We yearn for renewal in Michigan. Having lived in Detroit four years, I have seen countless signs of rebirth, but it is also abundantly clear that there are elements of the past that are not returning and that the rebirth has not made its way everywhere – particularly to those at most risk economically.
We yearn for renewal nationally. At the heart of our divided nation resides the question of our own national identity – who were we, who are we, and whom are we becoming?
We yearn for it around the globe. Just this past week those jarring images from the chemical weapons attack in Syria put our potential for inhumanity front and center once again, even as we wrestle with a massive refugee crisis around the world and struggle over what we can and should do in the face of evil.
A few days after raising Lazarus from the dead, Jesus will climb aboard a donkey, following the path over the Mount of Olives from Bethany to Jerusalem. This way of triumph and celebration, where the crowds shout their hosannas will soon become a way of sorrow and devastation. This path between Bethany and Jerusalem will become well worn with grief, as the depths of our depravity are exposed in humanity’s willingness and ability to crucify God’s Son, the Messiah.
Jesus could have hurried to Bethany to prevent Lazarus’ death. He didn’t. He waited for God’s timing, and God’s power was revealed through him in showing those gathered that, yes, these bones can live. “I am the resurrection and the life,” Jesus tells all of us. And so we trust in him, even in the midst of our own valleys of dry bones.

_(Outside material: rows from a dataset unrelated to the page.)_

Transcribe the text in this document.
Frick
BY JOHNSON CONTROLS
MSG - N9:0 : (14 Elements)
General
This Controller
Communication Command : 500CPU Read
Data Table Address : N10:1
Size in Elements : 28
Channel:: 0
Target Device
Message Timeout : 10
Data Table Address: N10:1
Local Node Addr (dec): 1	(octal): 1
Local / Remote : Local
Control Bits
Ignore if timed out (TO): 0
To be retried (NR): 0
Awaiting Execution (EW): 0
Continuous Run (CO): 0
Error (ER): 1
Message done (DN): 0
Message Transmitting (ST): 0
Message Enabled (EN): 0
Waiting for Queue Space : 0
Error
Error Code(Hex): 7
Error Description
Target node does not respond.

If these bones are to live, then God has to do it.
Conclusion
There is still much more to tell you. Even though we have reached the seventh sign, our series is not at an end. God is still speaking and acting. I hope you return next week to hear how else God is speaking resurrection into your life right now. Amen.
[1] The New Interpreter’s Bible: A Commentary in Twelve Volumes. Volume IX, p. 694.